Govt vows action after video of police abuse in Arakan emerges

Govt vows action after video of police abuse in Arakan emerges

The government has vowed to “take action” against Burmese police officers seen abusing detainees in Arakan State after a video of the incident made the rounds online over the weekend.

“As soon as the video was found online, the Information Committee [of the State Counsellor’s Office] contacted officials of the Myanmar Police Force and the Ministry of Home Affairs. An investigation was immediately launched,” the state-run Global New Light of Myanmar reported on Monday, in the first official recognition of misconduct by security forces that have faced growing accusations of having committed human rights abuses in northern Arakan State.

The incident, according to state media, took place in the village of Kotankauk, Maungdaw township, on 5 November. Dozens of men appear on their hands and knees in the video in what the government described as a “clearance operation” in the village following an attack two days earlier that saw one police officer killed. At least three police officers are seen repeatedly hitting and kicking one of the detainees, though state media reported that only one officer had committed the abuse.

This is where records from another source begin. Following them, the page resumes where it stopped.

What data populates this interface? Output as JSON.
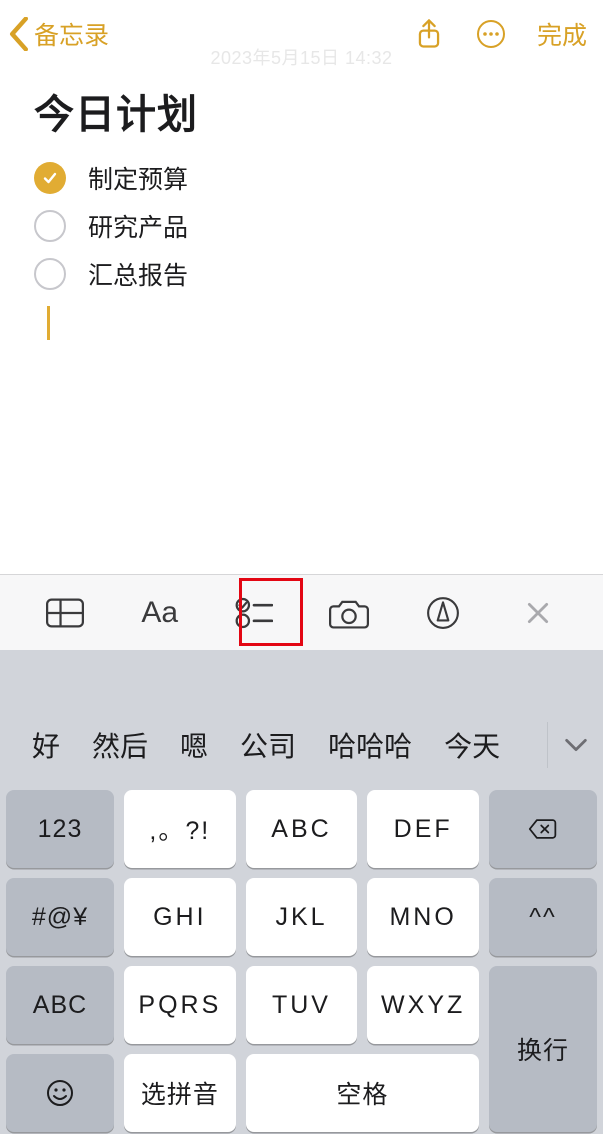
{
  "nav": {
    "back_label": "备忘录",
    "done_label": "完成",
    "timestamp": "2023年5月15日 14:32"
  },
  "note": {
    "title": "今日计划",
    "items": [
      {
        "text": "制定预算",
        "checked": true
      },
      {
        "text": "研究产品",
        "checked": false
      },
      {
        "text": "汇总报告",
        "checked": false
      }
    ]
  },
  "fmt_bar": {
    "aa_label": "Aa"
  },
  "candidates": [
    "好",
    "然后",
    "嗯",
    "公司",
    "哈哈哈",
    "今天"
  ],
  "keyboard": {
    "row1": {
      "fn": "123",
      "k1": ",。?!",
      "k2": "ABC",
      "k3": "DEF"
    },
    "row2": {
      "fn": "#@¥",
      "k1": "GHI",
      "k2": "JKL",
      "k3": "MNO",
      "face": "^^"
    },
    "row3": {
      "fn": "ABC",
      "k1": "PQRS",
      "k2": "TUV",
      "k3": "WXYZ"
    },
    "row4": {
      "emoji": "☺",
      "ime": "选拼音",
      "space": "空格",
      "enter": "换行"
    }
  }
}
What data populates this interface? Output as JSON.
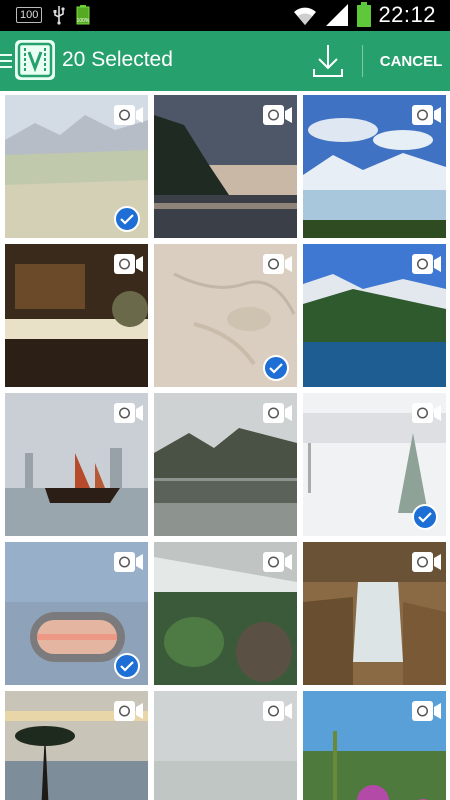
{
  "statusbar": {
    "badge": "100",
    "time": "22:12"
  },
  "appbar": {
    "title": "20 Selected",
    "cancel_label": "CANCEL"
  },
  "colors": {
    "appbar": "#26a06d",
    "check": "#1d6fd6",
    "statusbar": "#000000"
  },
  "grid": {
    "items": [
      {
        "selected": true,
        "icon": "video-camera-icon",
        "subject": "mountains-grass"
      },
      {
        "selected": false,
        "icon": "video-camera-icon",
        "subject": "cliff-beach-sunset"
      },
      {
        "selected": false,
        "icon": "video-camera-icon",
        "subject": "glacier"
      },
      {
        "selected": false,
        "icon": "video-camera-icon",
        "subject": "japanese-shop"
      },
      {
        "selected": true,
        "icon": "video-camera-icon",
        "subject": "rock-texture"
      },
      {
        "selected": false,
        "icon": "video-camera-icon",
        "subject": "mountain-lake"
      },
      {
        "selected": false,
        "icon": "video-camera-icon",
        "subject": "harbor-junk-boat"
      },
      {
        "selected": false,
        "icon": "video-camera-icon",
        "subject": "misty-lake"
      },
      {
        "selected": true,
        "icon": "video-camera-icon",
        "subject": "snow-field"
      },
      {
        "selected": true,
        "icon": "video-camera-icon",
        "subject": "car-mirror-sunset"
      },
      {
        "selected": false,
        "icon": "video-camera-icon",
        "subject": "greenhouse"
      },
      {
        "selected": false,
        "icon": "video-camera-icon",
        "subject": "waterfall"
      },
      {
        "selected": false,
        "icon": "video-camera-icon",
        "subject": "palm-beach"
      },
      {
        "selected": false,
        "icon": "video-camera-icon",
        "subject": "foggy-sky"
      },
      {
        "selected": false,
        "icon": "video-camera-icon",
        "subject": "flowers-sky"
      }
    ]
  }
}
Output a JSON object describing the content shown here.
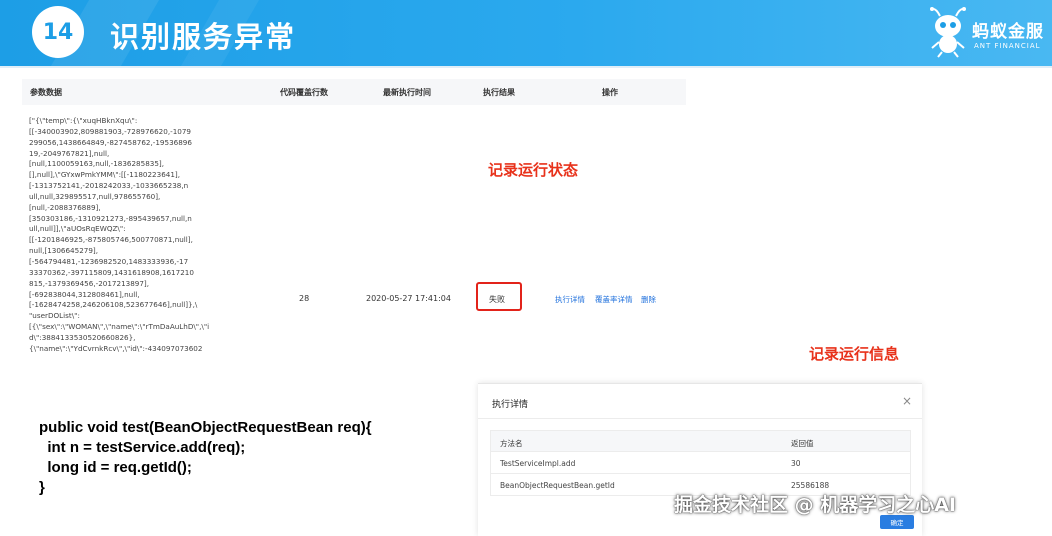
{
  "slide": {
    "number": "14",
    "title": "识别服务异常",
    "logo_cn": "蚂蚁金服",
    "logo_en": "ANT FINANCIAL"
  },
  "table": {
    "headers": [
      "参数数据",
      "代码覆盖行数",
      "最新执行时间",
      "执行结果",
      "操作"
    ],
    "param_data": "[\"{\\\"temp\\\":{\\\"xuqHBknXqu\\\":\n[[-340003902,809881903,-728976620,-1079\n299056,1438664849,-827458762,-19536896\n19,-2049767821],null,\n[null,1100059163,null,-1836285835],\n[],null],\\\"GYxwPmkYMM\\\":[[-1180223641],\n[-1313752141,-2018242033,-1033665238,n\null,null,329895517,null,978655760],\n[null,-2088376889],\n[350303186,-1310921273,-895439657,null,n\null,null]],\\\"aUOsRqEWQZ\\\":\n[[-1201846925,-875805746,500770871,null],\nnull,[1306645279],\n[-564794481,-1236982520,1483333936,-17\n33370362,-397115809,1431618908,1617210\n815,-1379369456,-2017213897],\n[-692838044,312808461],null,\n[-1628474258,246206108,523677646],null]},\\\n\"userDOList\\\":\n[{\\\"sex\\\":\\\"WOMAN\\\",\\\"name\\\":\\\"rTmDaAuLhD\\\",\\\"i\nd\\\":3884133530520660826},\n{\\\"name\\\":\\\"YdCvrnkRcv\\\",\\\"id\\\":-434097073602",
    "coverage": "28",
    "time": "2020-05-27 17:41:04",
    "result": "失败",
    "ops": [
      "执行详情",
      "覆盖率详情",
      "删除"
    ]
  },
  "annotations": {
    "state": "记录运行状态",
    "info": "记录运行信息"
  },
  "code": "public void test(BeanObjectRequestBean req){\n  int n = testService.add(req);\n  long id = req.getId();\n}",
  "modal": {
    "title": "执行详情",
    "close": "×",
    "headers": [
      "方法名",
      "返回值"
    ],
    "rows": [
      {
        "method": "TestServiceImpl.add",
        "value": "30"
      },
      {
        "method": "BeanObjectRequestBean.getId",
        "value": "25586188"
      }
    ],
    "ok": "确定"
  },
  "watermark": "掘金技术社区 @ 机器学习之心AI",
  "colors": {
    "banner": "#1d9ee6",
    "annotation": "#e8321b",
    "link": "#1d6fdc",
    "button": "#2a7de1"
  }
}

According to the State Counsellor’s Office Information Committee, that individual was identified as Constable Pyai Phyo Thwin, who was part of an operation led by Police Superintendent Ye Tun Naing of the No. 2 Border Guard Police Force and Sub-Inspector Te Zar Lin of the No. 36 Security Force.

A fourth police officer, who shot the video and can be seen smoking a cigarette throughout the incident, was identified by the State Counsellor’s Office as Constable Zaw Myo Htike.

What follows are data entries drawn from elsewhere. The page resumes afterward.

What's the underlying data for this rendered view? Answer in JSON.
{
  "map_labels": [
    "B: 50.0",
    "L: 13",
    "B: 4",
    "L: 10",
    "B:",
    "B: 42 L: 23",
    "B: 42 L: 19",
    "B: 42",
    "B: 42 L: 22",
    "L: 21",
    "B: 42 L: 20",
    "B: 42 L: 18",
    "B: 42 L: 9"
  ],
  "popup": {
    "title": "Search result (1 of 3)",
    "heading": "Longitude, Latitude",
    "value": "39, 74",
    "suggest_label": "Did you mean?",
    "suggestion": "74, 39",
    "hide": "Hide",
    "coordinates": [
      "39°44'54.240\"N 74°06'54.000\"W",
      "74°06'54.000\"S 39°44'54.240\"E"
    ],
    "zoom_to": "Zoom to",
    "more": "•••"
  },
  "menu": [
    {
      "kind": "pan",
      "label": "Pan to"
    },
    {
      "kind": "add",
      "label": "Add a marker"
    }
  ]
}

“Measures are being taken to take action against those who violated police force rules,” said the Global New Light of Myanmar report, without specifying what those measures might be.

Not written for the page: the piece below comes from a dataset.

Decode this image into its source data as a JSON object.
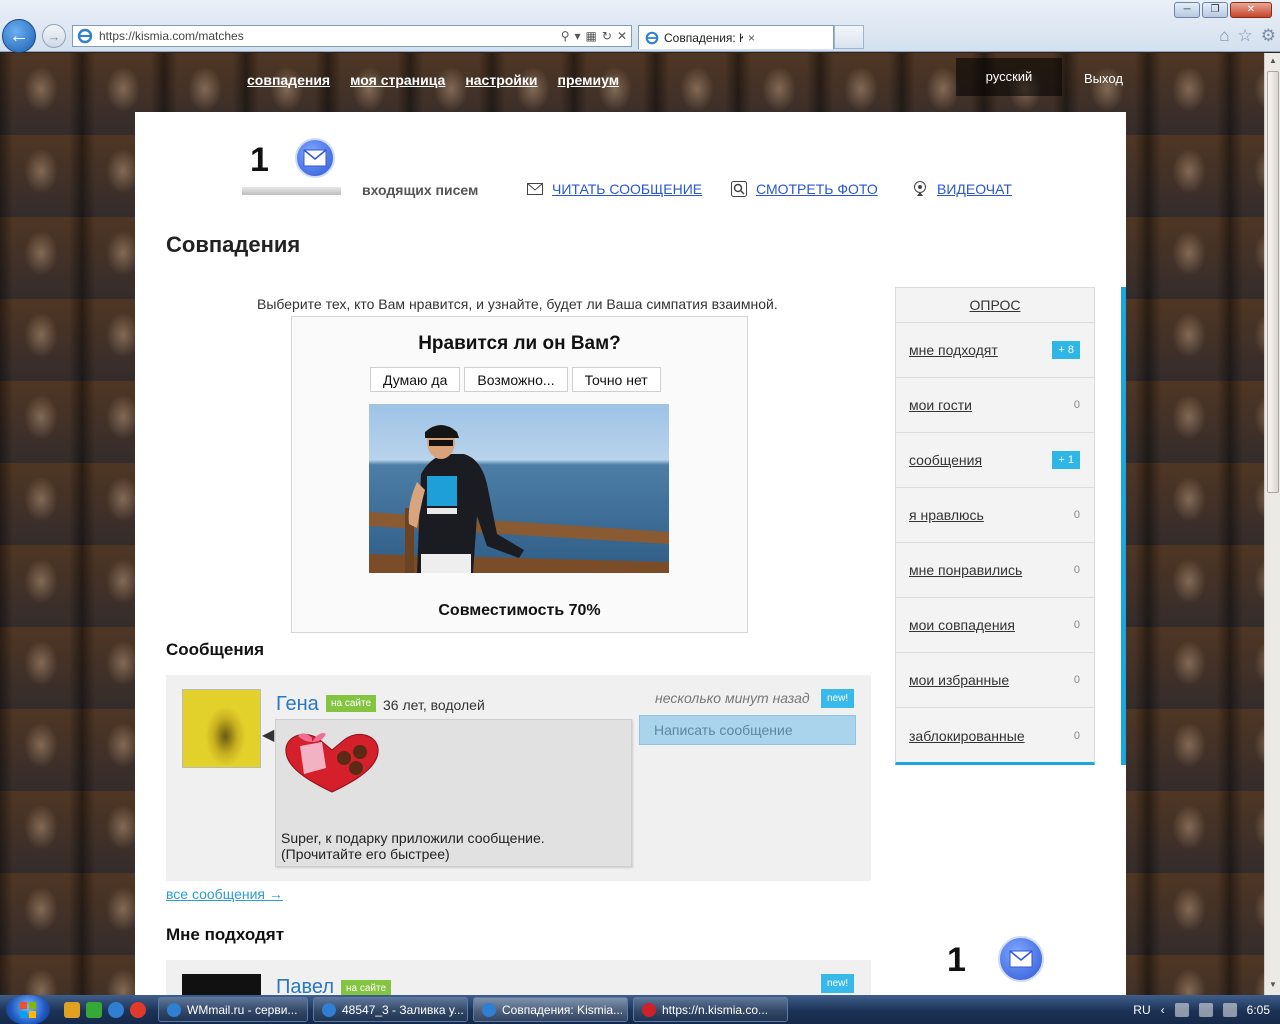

The government has pushed back forcefully against allegations of human rights abuses in Arakan State since security forces cracked down on members of the Rohingya Muslim minority in a manhunt for perpetrators of deadly 9 October attacks on border police outposts. The mounting accusations from human rights groups and Rohingya refugees in Bangladesh prompted the government to form a commission to investigate the situation, with members of the commission making a field visit to the affected region last month.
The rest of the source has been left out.